Cellular senescence has become a cornerstone of aging research, yet not all senescent cells are created equal. Polyploidy‑induced senescence (PIS) emerges when replication stress produces whole‑chromosome sets, triggering a DNA‑damage response that locks cells into a terminal state. This mechanistic nuance matters because polyploid cells carry altered gene dosage and metabolic profiles, influencing how they interact with the immune system and secrete pro‑inflammatory factors. Recognizing PIS as a distinct phenotype reshapes our understanding of tissue homeostasis and the aging clock.

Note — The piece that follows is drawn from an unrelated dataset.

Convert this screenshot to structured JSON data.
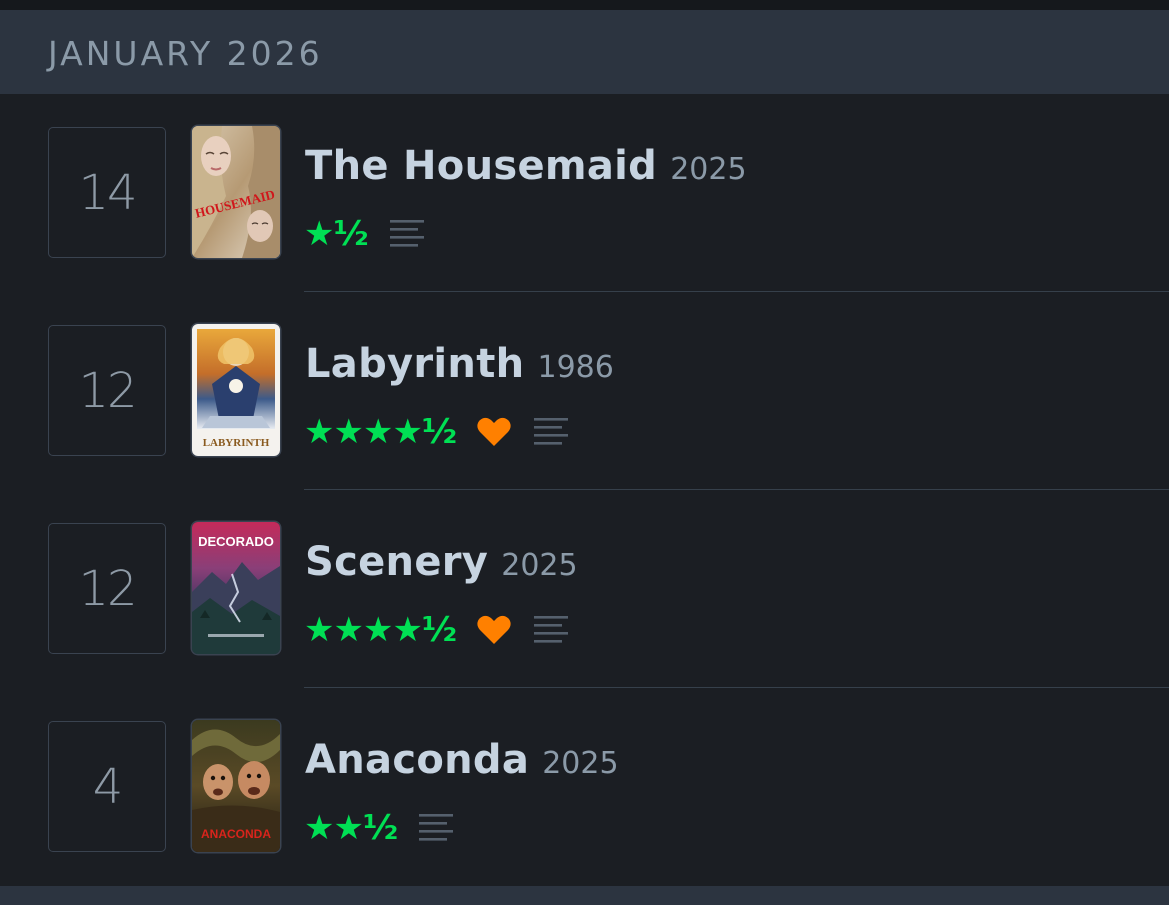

The therapeutic fallout of conflating PIS with conventional senescence is already evident. Standard senolytic cocktails such as dasatinib plus quercetin efficiently clear diploid senescent cells but leave polyploid urothelial cells untouched, allowing a reservoir of potentially oncogenic cells to persist. In the bladder, loss of tumor suppressors like p16 may enable these polyploid cells to escape senescence, seeding malignancies that account for the majority of urothelial cancers. Moreover, many chemotherapies induce replication stress and polyploidization, inadvertently creating a pool of therapy‑induced senescent cells that could fuel relapse if not properly targeted.

Future research must prioritize tools that discriminate PIS from other senescent states, both in vitro and in vivo. Biomarkers reflecting ploidy level, DNA‑damage signatures, and secretome composition could guide next‑generation senolytics or senomorphic agents tailored to polyploid cells. By integrating PIS insights into translational pipelines, the field moves closer to safe, effective anti‑aging interventions and more precise cancer prevention strategies, turning a long‑standing blind spot into a therapeutic opportunity.